Mundial 2018 nie umknął nawet uwadze Katarzyny Bosackiej. Prowadząca "Wiem, co jem i wiem, co kupuję", tak jak miliony Polaków, oglądała mecz Polska-Senegal i jest rozczarowana porażką biało-czerwonej reprezentacji. Po przegranym spotkaniu na Facebooku dziennikarki pojawił się zabawny wpis, w którym wyjaśniła, dlaczego piłkarze nie dali rady na murawie.
A nie mówiłam? Napój energetyczny Turbogrosik wykończył Grosika, chipsy Lay's Błaszczykowskiego, a parówki Nawałkę. Trzeba było jeść zdrowo - napisała Bosacka.
A Krychowiak nie reklamuje śmieciowego jedzenia, więc strzela! Brawo panie Grzegorzu! - dodała potem, nawiązując do honorowej bramki Grzegorza Krychowiaka w ostatnich minutach meczu.
To nie pierwszy raz, kiedy Katarzyna Bosacka zabiera głos w sprawie reklam z udziałem polskich piłkarzy. Promotorka zdrowego jedzenia otwarcie skrytykowała Roberta Lewandowskiego za udział w kampanii Coca-Coli.
Jest pan sportowcem uwielbianym przez miliony Polaków, także tych najmłodszych (...) a reklamuje pan napój gazowany z kofeiną, ten najbardziej znany na świecie, ten, który jest jedną z przyczyn otyłości. Szkoda, że kasa jest jednak najważniejsza - grzmiała w poście z 2017 roku.
Wprawdzie teraz tłumaczy, że jej słowa, należy potraktować z przymrożeniem oka, ale część kibiców uznała je za niepotrzebną szpilę w Kamila Grosickiego czy Kubę Błaszczykowskiego.
Pani Kasiu... A co ma piernik do wiatraka? Mimo dużej sympatii, uważam, że ten komentarz jest trochę nieudany - czytamy pod nowym wpisem telewizyjnej gwiazdy.
Pierwszy mecz na mundialu 2018 Polska przegrała m.in. za sprawą samobója. Piłkę do naszej bramki pechowo wbił Thiago Cionek. To pierwszy polski samobój w historii mistrzostw świata.
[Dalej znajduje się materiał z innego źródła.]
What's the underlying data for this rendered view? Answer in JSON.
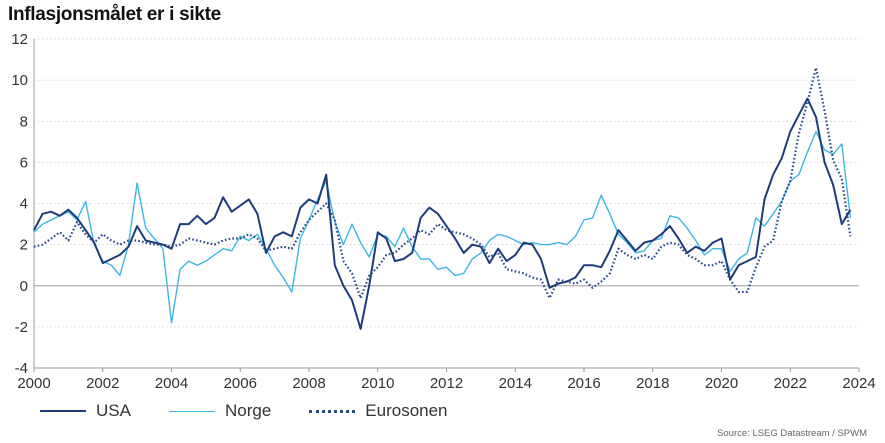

Ostatecznie przegraliśmy 1:2, co w podobnym tonie jak Bosacka skomentował też brat Grzegorza Krychowiaka.
Polski skład na mundialowe boisko drugi raz wyjdzie już w niedzielę. O 20.00 zmierzymy się z zespołem z Kolumbii. Kolejne piłkarskie starcie asy Nawałki rozegrają potem w czwartek. O 16.00 spotkamy się wtedy z Japonią.